Lame, isn't it? This is what we're up against. Caught seven times and he still doesn't get it.

Next Up

In my next column I plan to attack a concept that has been very widely accepted in the security community — the notion of "full disclosure" in bug/vulnerability reports. It's an old idea, and a lot of people place considerable stock in it. I'm sure my popularity will hit an all-time low. In fact, I suspect that a number of people will disagree strongly with the opinions I've voiced in this column. So I'd like to make this issue's contest the "Disagree with Marcus Contest." I'll give a cool Network Police windbreaker to the person who emails me the best brief rebuttal to my position. I'll include it (or a summary if it's not brief enough) in a future column. Mail to <[email protected]> with the subject line "column rebuttal" if you've got something to say.
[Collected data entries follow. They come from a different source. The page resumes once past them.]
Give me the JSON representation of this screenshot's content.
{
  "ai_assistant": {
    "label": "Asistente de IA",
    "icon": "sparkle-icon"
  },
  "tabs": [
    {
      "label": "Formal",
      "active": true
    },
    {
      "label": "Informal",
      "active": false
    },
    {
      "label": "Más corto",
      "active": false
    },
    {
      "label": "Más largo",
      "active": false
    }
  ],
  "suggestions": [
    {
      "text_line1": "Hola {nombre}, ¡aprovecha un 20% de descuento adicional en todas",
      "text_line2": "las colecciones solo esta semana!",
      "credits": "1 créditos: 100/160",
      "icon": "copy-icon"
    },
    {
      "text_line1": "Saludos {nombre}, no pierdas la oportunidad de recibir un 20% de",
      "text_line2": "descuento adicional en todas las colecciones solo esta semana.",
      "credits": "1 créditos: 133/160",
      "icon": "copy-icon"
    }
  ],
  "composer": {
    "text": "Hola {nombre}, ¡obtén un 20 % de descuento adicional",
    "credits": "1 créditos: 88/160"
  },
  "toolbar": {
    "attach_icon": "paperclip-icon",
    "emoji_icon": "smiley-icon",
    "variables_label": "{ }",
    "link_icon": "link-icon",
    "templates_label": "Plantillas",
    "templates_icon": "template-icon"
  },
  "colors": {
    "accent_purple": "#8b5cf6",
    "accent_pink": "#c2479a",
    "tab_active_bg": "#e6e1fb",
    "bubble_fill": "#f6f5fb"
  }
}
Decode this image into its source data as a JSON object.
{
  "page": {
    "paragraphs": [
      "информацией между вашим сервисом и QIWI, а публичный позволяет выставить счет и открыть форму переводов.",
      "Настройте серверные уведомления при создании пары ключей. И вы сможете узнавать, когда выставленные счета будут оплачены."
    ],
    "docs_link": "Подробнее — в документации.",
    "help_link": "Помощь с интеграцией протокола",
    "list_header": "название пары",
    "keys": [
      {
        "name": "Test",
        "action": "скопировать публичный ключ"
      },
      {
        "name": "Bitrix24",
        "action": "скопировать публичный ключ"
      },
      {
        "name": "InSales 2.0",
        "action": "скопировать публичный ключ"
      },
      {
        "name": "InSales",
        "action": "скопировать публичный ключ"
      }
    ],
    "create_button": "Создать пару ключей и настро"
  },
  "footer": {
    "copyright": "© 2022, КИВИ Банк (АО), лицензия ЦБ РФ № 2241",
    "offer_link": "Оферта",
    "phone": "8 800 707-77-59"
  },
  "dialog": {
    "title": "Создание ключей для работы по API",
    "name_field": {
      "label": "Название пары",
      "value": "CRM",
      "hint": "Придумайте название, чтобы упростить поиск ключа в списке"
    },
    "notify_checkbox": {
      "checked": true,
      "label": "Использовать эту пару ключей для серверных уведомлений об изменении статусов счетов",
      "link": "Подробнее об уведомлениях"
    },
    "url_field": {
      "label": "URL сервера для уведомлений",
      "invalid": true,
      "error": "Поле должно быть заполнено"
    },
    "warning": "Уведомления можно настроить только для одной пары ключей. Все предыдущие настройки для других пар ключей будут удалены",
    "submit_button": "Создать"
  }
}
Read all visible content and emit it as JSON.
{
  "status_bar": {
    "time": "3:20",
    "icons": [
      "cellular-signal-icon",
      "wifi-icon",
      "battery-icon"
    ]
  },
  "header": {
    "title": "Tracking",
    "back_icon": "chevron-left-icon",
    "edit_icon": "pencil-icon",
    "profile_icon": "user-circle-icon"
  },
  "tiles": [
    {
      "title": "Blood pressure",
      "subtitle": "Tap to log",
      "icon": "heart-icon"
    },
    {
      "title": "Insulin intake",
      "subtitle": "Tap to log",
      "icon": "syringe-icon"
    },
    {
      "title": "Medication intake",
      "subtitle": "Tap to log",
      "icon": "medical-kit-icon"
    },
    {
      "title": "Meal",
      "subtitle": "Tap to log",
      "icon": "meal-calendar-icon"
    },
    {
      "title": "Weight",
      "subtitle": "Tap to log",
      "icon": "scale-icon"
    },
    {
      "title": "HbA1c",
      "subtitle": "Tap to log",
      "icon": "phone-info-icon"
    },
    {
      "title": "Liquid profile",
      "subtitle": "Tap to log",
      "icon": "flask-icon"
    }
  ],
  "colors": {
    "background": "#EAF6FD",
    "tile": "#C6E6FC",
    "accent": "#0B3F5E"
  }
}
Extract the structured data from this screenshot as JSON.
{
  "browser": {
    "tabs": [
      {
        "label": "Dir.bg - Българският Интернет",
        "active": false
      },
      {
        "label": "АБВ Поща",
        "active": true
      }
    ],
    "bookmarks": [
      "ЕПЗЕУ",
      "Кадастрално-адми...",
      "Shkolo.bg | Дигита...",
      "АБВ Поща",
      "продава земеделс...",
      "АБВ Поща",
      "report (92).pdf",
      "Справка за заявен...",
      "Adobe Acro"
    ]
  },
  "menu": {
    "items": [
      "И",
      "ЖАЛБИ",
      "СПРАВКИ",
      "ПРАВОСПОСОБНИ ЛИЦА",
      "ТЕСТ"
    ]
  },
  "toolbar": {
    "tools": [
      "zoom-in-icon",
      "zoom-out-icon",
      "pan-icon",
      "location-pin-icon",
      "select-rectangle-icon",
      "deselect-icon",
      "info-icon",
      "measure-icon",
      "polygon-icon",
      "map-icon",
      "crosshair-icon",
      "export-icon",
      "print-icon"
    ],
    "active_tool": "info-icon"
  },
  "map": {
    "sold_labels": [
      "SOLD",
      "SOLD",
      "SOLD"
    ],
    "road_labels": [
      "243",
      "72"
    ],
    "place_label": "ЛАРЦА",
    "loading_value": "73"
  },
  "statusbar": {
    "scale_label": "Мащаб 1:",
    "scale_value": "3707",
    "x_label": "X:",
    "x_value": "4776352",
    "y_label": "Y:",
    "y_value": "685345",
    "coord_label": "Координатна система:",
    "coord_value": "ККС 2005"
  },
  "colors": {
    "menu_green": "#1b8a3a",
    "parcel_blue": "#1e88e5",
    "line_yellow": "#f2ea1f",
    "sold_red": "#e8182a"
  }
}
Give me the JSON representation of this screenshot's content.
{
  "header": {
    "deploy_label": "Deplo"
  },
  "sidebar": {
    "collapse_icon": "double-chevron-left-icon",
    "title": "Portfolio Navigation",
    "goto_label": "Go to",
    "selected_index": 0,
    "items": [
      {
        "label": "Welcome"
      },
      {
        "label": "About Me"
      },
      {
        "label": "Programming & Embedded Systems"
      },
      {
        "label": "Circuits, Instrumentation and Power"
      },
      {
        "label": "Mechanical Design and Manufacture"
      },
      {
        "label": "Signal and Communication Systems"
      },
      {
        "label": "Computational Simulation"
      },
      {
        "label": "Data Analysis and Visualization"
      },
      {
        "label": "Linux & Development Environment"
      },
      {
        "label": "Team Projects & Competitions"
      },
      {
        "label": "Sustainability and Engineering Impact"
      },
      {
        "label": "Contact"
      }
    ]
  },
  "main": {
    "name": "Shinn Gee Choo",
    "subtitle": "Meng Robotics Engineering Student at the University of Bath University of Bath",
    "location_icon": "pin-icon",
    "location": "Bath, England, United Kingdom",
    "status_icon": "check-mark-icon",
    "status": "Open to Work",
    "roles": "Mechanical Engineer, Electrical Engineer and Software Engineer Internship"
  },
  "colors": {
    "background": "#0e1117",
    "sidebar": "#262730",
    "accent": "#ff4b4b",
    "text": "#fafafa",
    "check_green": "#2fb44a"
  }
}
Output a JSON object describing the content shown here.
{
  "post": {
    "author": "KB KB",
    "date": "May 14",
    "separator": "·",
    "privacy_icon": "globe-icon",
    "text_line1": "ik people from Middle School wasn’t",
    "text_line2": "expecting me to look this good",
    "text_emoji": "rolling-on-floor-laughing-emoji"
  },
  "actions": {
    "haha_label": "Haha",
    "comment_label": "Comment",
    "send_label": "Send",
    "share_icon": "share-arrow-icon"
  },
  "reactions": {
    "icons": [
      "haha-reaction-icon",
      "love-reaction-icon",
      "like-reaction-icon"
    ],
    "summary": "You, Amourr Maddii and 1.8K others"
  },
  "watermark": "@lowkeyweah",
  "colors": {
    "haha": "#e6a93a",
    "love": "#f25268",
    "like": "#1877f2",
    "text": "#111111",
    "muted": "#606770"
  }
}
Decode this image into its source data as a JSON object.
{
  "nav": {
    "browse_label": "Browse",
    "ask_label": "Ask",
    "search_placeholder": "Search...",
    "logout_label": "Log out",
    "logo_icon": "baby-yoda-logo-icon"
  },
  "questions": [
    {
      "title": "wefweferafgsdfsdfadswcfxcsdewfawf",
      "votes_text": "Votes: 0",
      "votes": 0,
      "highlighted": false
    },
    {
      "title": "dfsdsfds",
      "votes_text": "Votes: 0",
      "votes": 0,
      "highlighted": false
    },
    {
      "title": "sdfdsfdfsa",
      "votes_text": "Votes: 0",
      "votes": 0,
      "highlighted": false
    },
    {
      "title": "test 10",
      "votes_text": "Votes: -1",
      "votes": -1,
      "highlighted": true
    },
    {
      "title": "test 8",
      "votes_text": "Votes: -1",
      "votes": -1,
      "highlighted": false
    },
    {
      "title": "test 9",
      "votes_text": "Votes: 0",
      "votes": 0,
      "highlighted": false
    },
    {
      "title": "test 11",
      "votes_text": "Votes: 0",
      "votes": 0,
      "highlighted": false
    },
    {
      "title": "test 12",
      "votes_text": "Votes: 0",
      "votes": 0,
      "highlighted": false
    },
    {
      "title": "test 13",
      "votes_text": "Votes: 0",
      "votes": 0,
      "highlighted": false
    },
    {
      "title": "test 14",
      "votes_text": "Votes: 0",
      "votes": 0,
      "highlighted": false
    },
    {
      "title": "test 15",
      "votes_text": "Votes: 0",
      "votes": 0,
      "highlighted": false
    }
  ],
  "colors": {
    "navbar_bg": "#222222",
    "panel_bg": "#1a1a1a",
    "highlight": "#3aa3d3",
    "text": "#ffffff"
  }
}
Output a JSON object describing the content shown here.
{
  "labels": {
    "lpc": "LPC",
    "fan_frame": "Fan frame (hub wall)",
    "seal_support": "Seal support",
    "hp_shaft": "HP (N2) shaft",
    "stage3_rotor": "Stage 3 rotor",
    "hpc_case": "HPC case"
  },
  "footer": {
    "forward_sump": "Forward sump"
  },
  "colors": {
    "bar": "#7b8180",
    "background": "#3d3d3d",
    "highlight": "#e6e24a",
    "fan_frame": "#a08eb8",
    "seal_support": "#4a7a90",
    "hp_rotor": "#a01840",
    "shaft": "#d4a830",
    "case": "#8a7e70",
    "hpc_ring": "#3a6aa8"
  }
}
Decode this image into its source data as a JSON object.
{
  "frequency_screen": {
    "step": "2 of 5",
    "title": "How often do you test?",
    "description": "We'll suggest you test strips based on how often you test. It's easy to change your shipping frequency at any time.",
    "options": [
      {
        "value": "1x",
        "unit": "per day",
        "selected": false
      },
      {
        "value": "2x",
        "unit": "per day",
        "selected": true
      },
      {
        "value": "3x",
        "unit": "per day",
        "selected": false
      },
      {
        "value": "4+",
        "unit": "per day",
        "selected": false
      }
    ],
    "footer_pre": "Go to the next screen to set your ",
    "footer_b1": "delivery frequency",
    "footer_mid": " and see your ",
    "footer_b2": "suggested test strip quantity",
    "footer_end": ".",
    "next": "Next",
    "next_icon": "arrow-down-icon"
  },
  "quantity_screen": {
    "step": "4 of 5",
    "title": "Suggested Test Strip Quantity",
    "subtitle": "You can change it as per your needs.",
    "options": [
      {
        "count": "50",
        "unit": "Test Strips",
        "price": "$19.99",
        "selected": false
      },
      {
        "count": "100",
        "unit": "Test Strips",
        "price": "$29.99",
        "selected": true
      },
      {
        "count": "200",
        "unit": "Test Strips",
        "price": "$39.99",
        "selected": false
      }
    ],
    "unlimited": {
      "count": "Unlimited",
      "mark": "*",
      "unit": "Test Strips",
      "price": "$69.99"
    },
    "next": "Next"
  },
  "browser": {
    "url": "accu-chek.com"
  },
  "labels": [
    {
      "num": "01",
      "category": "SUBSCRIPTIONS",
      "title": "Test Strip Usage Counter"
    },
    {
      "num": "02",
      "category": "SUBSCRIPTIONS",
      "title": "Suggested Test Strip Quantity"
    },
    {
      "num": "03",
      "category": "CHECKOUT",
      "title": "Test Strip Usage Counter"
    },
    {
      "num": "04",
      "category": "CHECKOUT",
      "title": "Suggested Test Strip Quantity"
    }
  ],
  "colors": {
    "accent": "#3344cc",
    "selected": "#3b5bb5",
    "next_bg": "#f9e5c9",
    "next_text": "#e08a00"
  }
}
Forgive me if I'm passionate about this stuff; I've been working in this field a long time, and as far as I can tell things are getting worse faster than they're getting better. So: no more Mr. Nice Guy.

NOTES

1. I'm kind of red-faced on this one. When I was an undergraduate in 1984 I wrote a program called cloak which was designed to let me disappear from our UNIX system so I could play empire without getting caught breaking the university's "no games" policy. There are probably copies of it still out there.

2. You won't work for me, anyhow. My company is the only security-products company I know of that has a policy of not hiring cyber-criminals or even ex-cyber-criminals.